We went deeper still. The sandstone walls of the narrow shaft were supported by timbers and metal struts. Because it was sandstone,
there was a little give, and that’s why there was a danger of ‘squeeze’. I could just imagine how terrifying it would be to
find yourself trapped in here with the roof coming down and the floor lifting to meet it. Crushed to death and nothing you
could do about it. I thought about Chile and the ordeal those miners went through, stuck at the bottom of that shaft for weeks
on end while another shaft was sunk to try and rescue them. I’d only been down here a few minutes and it was enough already.

Outside again it was good to feel some air in my lungs. The view from the top of the mine was outstanding. High on the hill
overlooking the valley, with the sun overhead, some of the fatigue I’d been feeling began to leave me. It got better still
when Jay said I could drive the train. Before we went down, though, he pointed out a strip of highway in the distance and
beyond it a couple of shacks. He told me that in the heyday of the mine there had been a town there with 200 houses, a hockey
rink, hotel and store. It was nicknamed Cactus Flats, and when the mine shut down, the whole place was recycled and shipped
over to a new location outside Calgary.

The ‘train’ I was driving was more of an engine actually, and
a small one at that. I’d been imagining some steaming locomotive complete with cowcatcher and coal tender, but this was one
of the old electric engines they used to take empty carts into the mine and bring full ones out. Pit ponies would bring the
carts up from the deep, but once at the top, they would be hooked up to this engine. Since it was battery-powered, I assumed
it was quite modern, but Jay said it actually pre-dated the serial numbers they had going back to 1936, so that made it at
least seventy-five years old.

The engine was named Linda, with deference to mining tradition, as all engines were given the name of some special woman –
usually somebody’s sweetheart. Jay said that Linda had been named after the executive director of the mine.
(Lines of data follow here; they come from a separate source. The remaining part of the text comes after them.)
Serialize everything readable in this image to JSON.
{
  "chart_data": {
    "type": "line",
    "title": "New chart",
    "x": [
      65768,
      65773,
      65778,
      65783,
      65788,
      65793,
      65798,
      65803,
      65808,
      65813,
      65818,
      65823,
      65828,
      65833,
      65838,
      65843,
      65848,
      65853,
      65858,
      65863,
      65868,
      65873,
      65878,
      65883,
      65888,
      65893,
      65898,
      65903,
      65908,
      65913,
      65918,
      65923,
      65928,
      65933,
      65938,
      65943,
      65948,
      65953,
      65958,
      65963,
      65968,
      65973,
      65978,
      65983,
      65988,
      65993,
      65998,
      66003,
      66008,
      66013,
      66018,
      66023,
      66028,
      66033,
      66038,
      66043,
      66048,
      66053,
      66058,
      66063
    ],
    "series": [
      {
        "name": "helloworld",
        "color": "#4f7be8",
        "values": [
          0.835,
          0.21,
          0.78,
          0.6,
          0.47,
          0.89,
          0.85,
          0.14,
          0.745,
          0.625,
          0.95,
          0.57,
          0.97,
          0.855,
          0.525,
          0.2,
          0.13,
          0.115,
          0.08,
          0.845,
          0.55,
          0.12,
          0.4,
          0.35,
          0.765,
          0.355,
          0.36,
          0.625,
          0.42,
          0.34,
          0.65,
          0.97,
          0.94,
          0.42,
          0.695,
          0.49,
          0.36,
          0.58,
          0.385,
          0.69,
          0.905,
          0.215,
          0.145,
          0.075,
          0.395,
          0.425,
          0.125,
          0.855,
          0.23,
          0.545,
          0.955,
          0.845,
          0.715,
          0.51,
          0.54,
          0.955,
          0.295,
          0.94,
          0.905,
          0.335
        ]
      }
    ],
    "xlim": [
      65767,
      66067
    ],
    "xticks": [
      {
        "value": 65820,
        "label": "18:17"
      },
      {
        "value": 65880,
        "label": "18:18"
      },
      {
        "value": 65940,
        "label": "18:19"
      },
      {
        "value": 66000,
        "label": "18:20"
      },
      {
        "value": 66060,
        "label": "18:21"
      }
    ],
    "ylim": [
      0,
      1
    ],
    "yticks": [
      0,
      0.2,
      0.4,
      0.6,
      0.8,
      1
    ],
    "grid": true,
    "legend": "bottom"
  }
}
He showed me how to fire her up – to tickle Linda into life, so to speak – signalling first with the bell to let everyone know
I was bringing her out of the shed. Once we were hooked up to some coal carts, Russ invited a few onlookers. Russ likes trains …
he likes trains
a lot
, actually. I’m sure he was keen to stop here because he knew that where there’s a mine, there’s a train. That didn’t mean
I was going to let him drive, though; no chance. Linda was my girl, and the seat at the wheel was taken.